MY ANSWER: I have a slightly controversial (for an artist) perspective on businesses and business people. Over all, I like them. At times, I have even been grateful for them. (Steady paychecks should never be taken for granted. Wait till you don't have one one day, then you'll know!) Remember, we live in a world where businesses are expected to make money to stay alive. It's called capitalism. Others call it "business". That means, the animation world isn't any different from any other job/company. I see the other side of the equation since I owned my own company for about 8 years. It was a small studio, but until you work "out in the real world" away from mom and dad's money and/or a companies' steady paycheck, you have no idea how hard it is to stay afloat as an artist. I don't suggest it to people right after art school by any means. That doesn't mean I think that studios are run poorly at times. They OFTEN are. Its is near impossible to find a person that understands creative people AND knows business well enough to run a studio. That person was NOT Walt Disney, as many of you think. Walt had his brother Roy, to handle the money side of things and make sure Walt didn't destroy the company. And he would have. Imagine a world where Disney animation only made "Snow White". That's the Disney company with Walt as the sole head. You need both sides and I admit, the Disney company of today (and for years now) is short sighted. They want quick money and are not looking long term at investments and legacy, as they should. They say they are, but its obvious they are not.
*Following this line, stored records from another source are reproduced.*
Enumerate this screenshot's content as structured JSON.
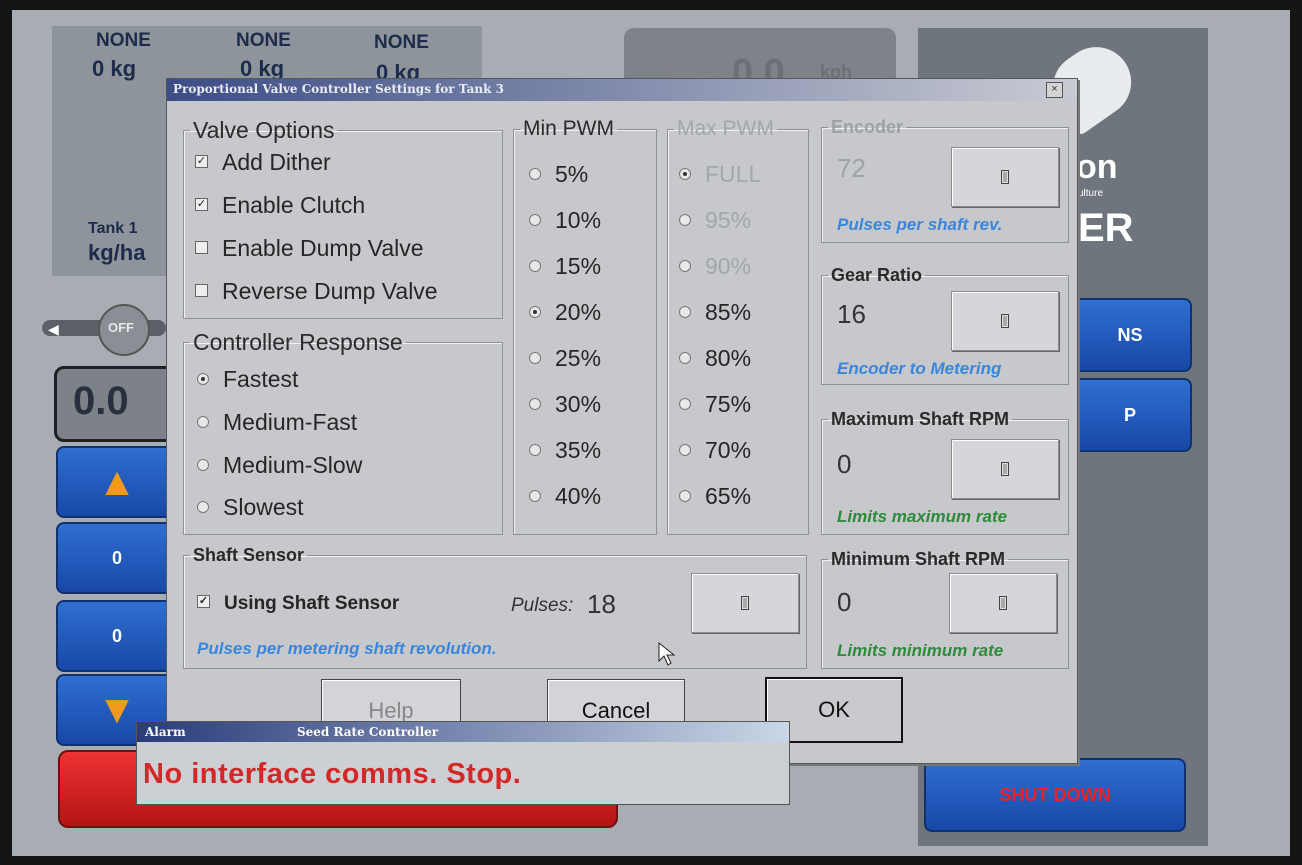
{
  "background": {
    "tanks": [
      {
        "name": "NONE",
        "value": "0 kg"
      },
      {
        "name": "NONE",
        "value": "0 kg"
      },
      {
        "name": "NONE",
        "value": "0 kg"
      }
    ],
    "speed": {
      "value": "0.0",
      "unit": "kph"
    },
    "tank1_label": "Tank 1",
    "tank1_unit": "kg/ha",
    "toggle_label": "OFF",
    "rate_display": "0.0",
    "counter1": "0",
    "counter2": "0",
    "brand_text": "on",
    "brand_small": "ulture",
    "brand_big": "ER",
    "side_button1": "NS",
    "side_button2": "P",
    "shutdown_label": "SHUT DOWN"
  },
  "dialog": {
    "title": "Proportional Valve Controller Settings for Tank 3",
    "close_glyph": "×",
    "valve_options": {
      "legend": "Valve Options",
      "items": [
        {
          "label": "Add Dither",
          "checked": true
        },
        {
          "label": "Enable Clutch",
          "checked": true
        },
        {
          "label": "Enable Dump Valve",
          "checked": false
        },
        {
          "label": "Reverse Dump Valve",
          "checked": false
        }
      ]
    },
    "controller_response": {
      "legend": "Controller Response",
      "items": [
        {
          "label": "Fastest",
          "selected": true
        },
        {
          "label": "Medium-Fast",
          "selected": false
        },
        {
          "label": "Medium-Slow",
          "selected": false
        },
        {
          "label": "Slowest",
          "selected": false
        }
      ]
    },
    "min_pwm": {
      "legend": "Min PWM",
      "items": [
        {
          "label": "5%",
          "selected": false
        },
        {
          "label": "10%",
          "selected": false
        },
        {
          "label": "15%",
          "selected": false
        },
        {
          "label": "20%",
          "selected": true
        },
        {
          "label": "25%",
          "selected": false
        },
        {
          "label": "30%",
          "selected": false
        },
        {
          "label": "35%",
          "selected": false
        },
        {
          "label": "40%",
          "selected": false
        }
      ]
    },
    "max_pwm": {
      "legend": "Max PWM",
      "items": [
        {
          "label": "FULL",
          "selected": true
        },
        {
          "label": "95%",
          "selected": false
        },
        {
          "label": "90%",
          "selected": false
        },
        {
          "label": "85%",
          "selected": false
        },
        {
          "label": "80%",
          "selected": false
        },
        {
          "label": "75%",
          "selected": false
        },
        {
          "label": "70%",
          "selected": false
        },
        {
          "label": "65%",
          "selected": false
        }
      ]
    },
    "encoder": {
      "legend": "Encoder",
      "value": "72",
      "hint": "Pulses per shaft rev."
    },
    "gear_ratio": {
      "legend": "Gear Ratio",
      "value": "16",
      "hint": "Encoder to Metering"
    },
    "max_shaft_rpm": {
      "legend": "Maximum Shaft RPM",
      "value": "0",
      "hint": "Limits maximum rate"
    },
    "min_shaft_rpm": {
      "legend": "Minimum Shaft RPM",
      "value": "0",
      "hint": "Limits minimum rate"
    },
    "shaft_sensor": {
      "legend": "Shaft Sensor",
      "checkbox_label": "Using Shaft Sensor",
      "checked": true,
      "pulses_label": "Pulses:",
      "pulses_value": "18",
      "hint": "Pulses per metering shaft revolution."
    },
    "buttons": {
      "help": "Help",
      "cancel": "Cancel",
      "ok": "OK"
    }
  },
  "alarm": {
    "title": "Alarm",
    "source": "Seed Rate Controller",
    "message": "No interface comms. Stop."
  }
}
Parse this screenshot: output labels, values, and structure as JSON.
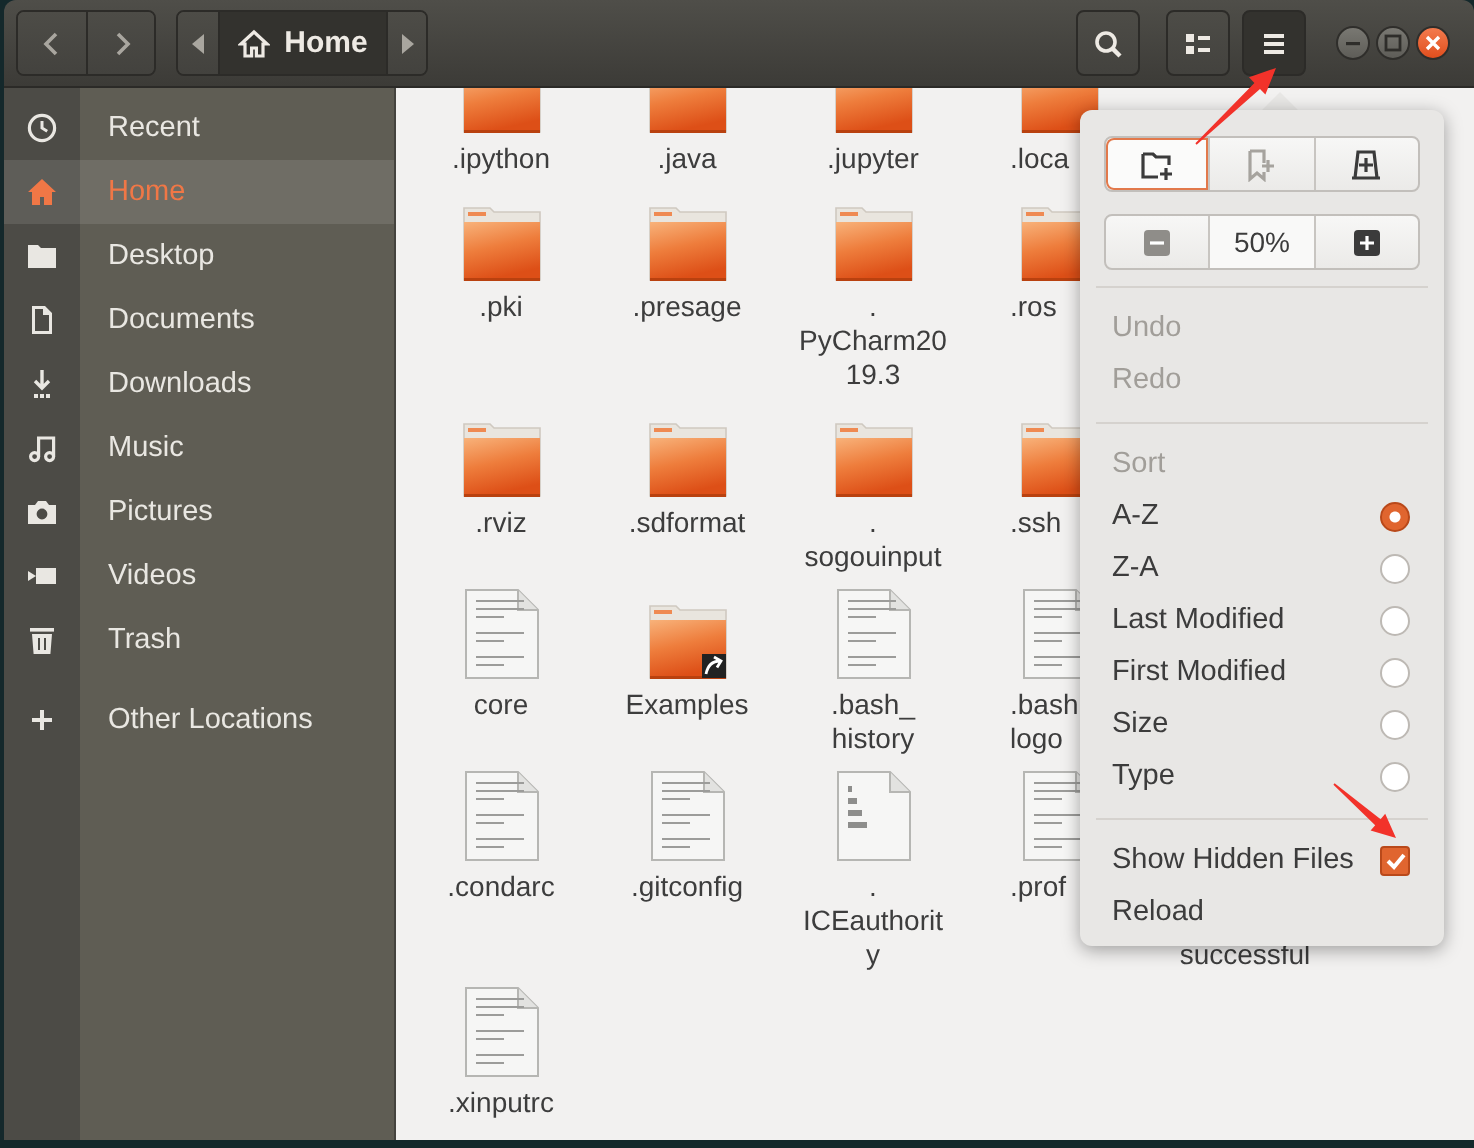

Has power gone to John Lassiter's head? Is he an evil businessman now? Not evil, that's for sure. More business minded than ever before, yes, he has to be. Its part of his job. It was when he was just creative head of Pixar, but it could take a back seat a bit in that job (there were other "Roy's" that could do that heavy lifting). Now, he has MUCH more on his shoulders and he's spread very thin. As far as the 2D animators that just got laid off? He was the guy that KEPT them there for the past couple years when they (largely) had very little to do. They were making money for YEARS and not doing much. Ask them, they will tell you the same thing. Its not what they wanted, and they have been fighting to get some 2D projects going the whole time. But don't think that any other studio/ studio head would have kept about 20 highly paid (based on years of service and compared to some of the younger CG guys for sure) for years without an actual production for them to work on! No way. Only at Disney and only under John's eye/hand. They were his friends and
he wanted them there. At least until the Board couldn't stand the bleeding ink
on the stocks, etc. I don't know the whole story, few do, but this is how these
things work. Believe me, Lassiter is not a saint, but he knows talent and
values good people.
So, do you go into animation/ stay in animation school or not? Well, if you can see yourself doing ANYTHING ELSE and still be content, then maybe you should look into those things. Your life will be easier. If you can't imagine drawing and being creative every day, then go for it. Your life won't be easy, but it will be happier. Its really that simple. Also, keep in mind, time moves forward. Things change. When some companies close, others open up that you never thought would. So, pursue what your dreams (with some
'safety measures, like learning computer animation also, perhaps) and have faith that life happens weather you are happy or not, so choose to be happy. There's nothing wrong with doing a "boring day job" if it pays the bills for your family and you stay up late doing your creative dream project. That may happen too. As long as you flex those creative muscles, it might be nice to not have deadlines and pressure of paying bills with your artwork. That's my two cents on this. My best to all of my artist friends.